W. Lichtenstein: Gut und schlecht zugleich. In Sachen Betrugs- und Risiko(big)daten-Analytics sind die Banken auf dem Weg Bestnoten zu bekommen; in allen anderen Bereichen aber werden sie keinem Numerus Clausus standhalten können. Lassen Sie es mich salopp formulieren: Big Data ist heilbar. Und zwar mit der entsprechenden Big Data Analytics. Was meine ich damit? Banken haben verstanden, dass Analytik und ein guter Prozess sinnvoll sind, und ahnen, dass sie in Software investieren müssen. Banken wissen auch, dass in ihren (Big) Daten etwas Gutes schlummert. Sie wissen aber nicht, wie sie an die guten Nachrichten aus ihren Daten herankommen sollen. Dass sie in Sachen Betrug und Risiko gute Fortschritte machen, liegt nicht zuletzt an der Regulatorik wie z.B. BCBS239, Stresstestpflicht, MaRisk Novellen oder der Libor Krise – also Druck von außen. Doch in Sachen Kundenmanagement hakt es. Wenn die Branche beispielsweise wissen will, wie sie ihre Kunden besser bedienen kann, nutzen sie das Potenzial von Analytics nicht. Und das wird mittelfristig fatale Folgen haben. Denn da stehen die Fintechs nicht mehr nur in den Startlöchern. Sie sind bereits losgaloppiert und hantieren mit Daten von Kunden herum, die sie a) gar nicht kennen und b) gar nicht kennen wollen. Das Geschäft mit den Daten macht den Fintechs eben kein Problem, weil sie mit innovativeren Systemen arbeiten. Ihr Geschäftsmodell besteht aus 100 Prozent Datenanalyse. Und erschwerend kommt hinzu, dass die Fintechs (noch) keinen regulatorischen Zwängen unterliegen. Die Banken sollten sich beeilen. Also: Banken sind was Analytiks betrifft nicht innovativ aus sich selber heraus, sondern sie sind immer getrieben durch Druckwellen. Hier sollten sie natürlicherweise agiler werden.

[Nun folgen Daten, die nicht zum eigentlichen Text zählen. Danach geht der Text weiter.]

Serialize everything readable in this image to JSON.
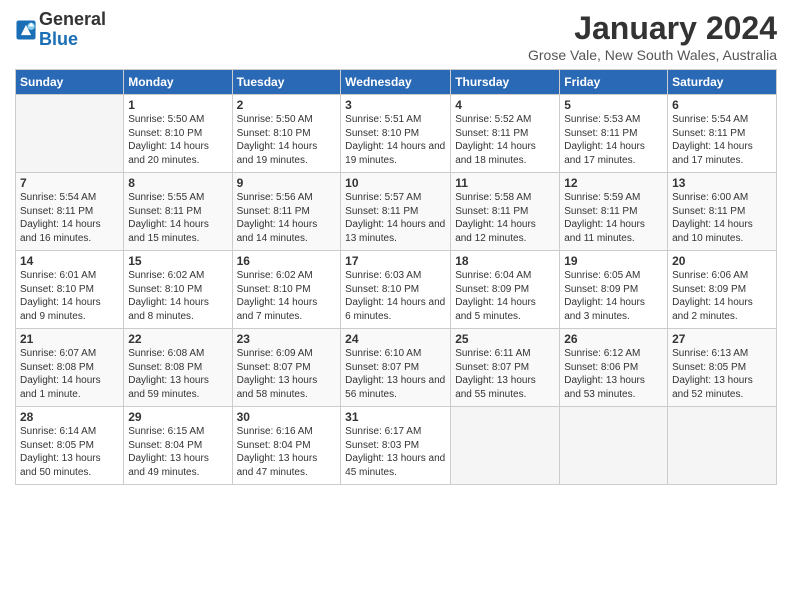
{
  "header": {
    "logo_line1": "General",
    "logo_line2": "Blue",
    "month": "January 2024",
    "location": "Grose Vale, New South Wales, Australia"
  },
  "weekdays": [
    "Sunday",
    "Monday",
    "Tuesday",
    "Wednesday",
    "Thursday",
    "Friday",
    "Saturday"
  ],
  "weeks": [
    [
      {
        "num": "",
        "info": ""
      },
      {
        "num": "1",
        "info": "Sunrise: 5:50 AM\nSunset: 8:10 PM\nDaylight: 14 hours\nand 20 minutes."
      },
      {
        "num": "2",
        "info": "Sunrise: 5:50 AM\nSunset: 8:10 PM\nDaylight: 14 hours\nand 19 minutes."
      },
      {
        "num": "3",
        "info": "Sunrise: 5:51 AM\nSunset: 8:10 PM\nDaylight: 14 hours\nand 19 minutes."
      },
      {
        "num": "4",
        "info": "Sunrise: 5:52 AM\nSunset: 8:11 PM\nDaylight: 14 hours\nand 18 minutes."
      },
      {
        "num": "5",
        "info": "Sunrise: 5:53 AM\nSunset: 8:11 PM\nDaylight: 14 hours\nand 17 minutes."
      },
      {
        "num": "6",
        "info": "Sunrise: 5:54 AM\nSunset: 8:11 PM\nDaylight: 14 hours\nand 17 minutes."
      }
    ],
    [
      {
        "num": "7",
        "info": "Sunrise: 5:54 AM\nSunset: 8:11 PM\nDaylight: 14 hours\nand 16 minutes."
      },
      {
        "num": "8",
        "info": "Sunrise: 5:55 AM\nSunset: 8:11 PM\nDaylight: 14 hours\nand 15 minutes."
      },
      {
        "num": "9",
        "info": "Sunrise: 5:56 AM\nSunset: 8:11 PM\nDaylight: 14 hours\nand 14 minutes."
      },
      {
        "num": "10",
        "info": "Sunrise: 5:57 AM\nSunset: 8:11 PM\nDaylight: 14 hours\nand 13 minutes."
      },
      {
        "num": "11",
        "info": "Sunrise: 5:58 AM\nSunset: 8:11 PM\nDaylight: 14 hours\nand 12 minutes."
      },
      {
        "num": "12",
        "info": "Sunrise: 5:59 AM\nSunset: 8:11 PM\nDaylight: 14 hours\nand 11 minutes."
      },
      {
        "num": "13",
        "info": "Sunrise: 6:00 AM\nSunset: 8:11 PM\nDaylight: 14 hours\nand 10 minutes."
      }
    ],
    [
      {
        "num": "14",
        "info": "Sunrise: 6:01 AM\nSunset: 8:10 PM\nDaylight: 14 hours\nand 9 minutes."
      },
      {
        "num": "15",
        "info": "Sunrise: 6:02 AM\nSunset: 8:10 PM\nDaylight: 14 hours\nand 8 minutes."
      },
      {
        "num": "16",
        "info": "Sunrise: 6:02 AM\nSunset: 8:10 PM\nDaylight: 14 hours\nand 7 minutes."
      },
      {
        "num": "17",
        "info": "Sunrise: 6:03 AM\nSunset: 8:10 PM\nDaylight: 14 hours\nand 6 minutes."
      },
      {
        "num": "18",
        "info": "Sunrise: 6:04 AM\nSunset: 8:09 PM\nDaylight: 14 hours\nand 5 minutes."
      },
      {
        "num": "19",
        "info": "Sunrise: 6:05 AM\nSunset: 8:09 PM\nDaylight: 14 hours\nand 3 minutes."
      },
      {
        "num": "20",
        "info": "Sunrise: 6:06 AM\nSunset: 8:09 PM\nDaylight: 14 hours\nand 2 minutes."
      }
    ],
    [
      {
        "num": "21",
        "info": "Sunrise: 6:07 AM\nSunset: 8:08 PM\nDaylight: 14 hours\nand 1 minute."
      },
      {
        "num": "22",
        "info": "Sunrise: 6:08 AM\nSunset: 8:08 PM\nDaylight: 13 hours\nand 59 minutes."
      },
      {
        "num": "23",
        "info": "Sunrise: 6:09 AM\nSunset: 8:07 PM\nDaylight: 13 hours\nand 58 minutes."
      },
      {
        "num": "24",
        "info": "Sunrise: 6:10 AM\nSunset: 8:07 PM\nDaylight: 13 hours\nand 56 minutes."
      },
      {
        "num": "25",
        "info": "Sunrise: 6:11 AM\nSunset: 8:07 PM\nDaylight: 13 hours\nand 55 minutes."
      },
      {
        "num": "26",
        "info": "Sunrise: 6:12 AM\nSunset: 8:06 PM\nDaylight: 13 hours\nand 53 minutes."
      },
      {
        "num": "27",
        "info": "Sunrise: 6:13 AM\nSunset: 8:05 PM\nDaylight: 13 hours\nand 52 minutes."
      }
    ],
    [
      {
        "num": "28",
        "info": "Sunrise: 6:14 AM\nSunset: 8:05 PM\nDaylight: 13 hours\nand 50 minutes."
      },
      {
        "num": "29",
        "info": "Sunrise: 6:15 AM\nSunset: 8:04 PM\nDaylight: 13 hours\nand 49 minutes."
      },
      {
        "num": "30",
        "info": "Sunrise: 6:16 AM\nSunset: 8:04 PM\nDaylight: 13 hours\nand 47 minutes."
      },
      {
        "num": "31",
        "info": "Sunrise: 6:17 AM\nSunset: 8:03 PM\nDaylight: 13 hours\nand 45 minutes."
      },
      {
        "num": "",
        "info": ""
      },
      {
        "num": "",
        "info": ""
      },
      {
        "num": "",
        "info": ""
      }
    ]
  ]
}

Können Sie bei Kunden aus dem Finanzbereich ein wachsendes Interesse an Big Data Analytics feststellen?

Durchaus. Vor allem, wenn wir unser Big Data Lab-Konzept vorstellen. Das ist quasi ein vertrauensschaffender Icebraker. In einem Big Data Lab können Unternehmen mit Big Data verschiedenste Experimente, Prozesskontrollen, Qualitätskontrollen, Prüfungen, Messungen oder Kalibrierungen durchführen, aber auch ihre innovativen Ideen verproben, um zu schauen, welcher Effekt sich hinsichtlich der Digitalisierungsstrategie ergibt, oder welche neuen Prozess- oder Produktideen valide sind. Genau an dieser Stelle wird auch der große Unterschied zwischen disruptiven Startups wie den Fintechs und etablierten Unternehmen sichtbar: Startups verwenden genau diesen experimentellen Ansatz und sind in der Lage, Ideen schnell zu validieren oder ebenso schnell zu verwerfen (Fail fast). Das Big Data Lab soll etablierten Unternehmen helfen, genau diese Fähigkeit zu gewinnen. Der von SAS mit dem Big Data Lab geschaffene Feinraum ist steril und sicher. Kunden wollen die digitale Revolution zwar umsetzen, aber erst einmal wissen, welche Investition auf sie zukommt. Denn zunächst scheint die Amortisierung dieser Investition eher unsicher als sicher. Sobald sich die Experimente aber dann als praxistauglich erweisen, können sie schnell auf die Straße gebracht werden. Denn die Werkzeuge haben Schnittstellen zu den produktiven Infrastrukturen des Unternehmens
Die MunichRE ist Big Data Lab-Kunde von SAS.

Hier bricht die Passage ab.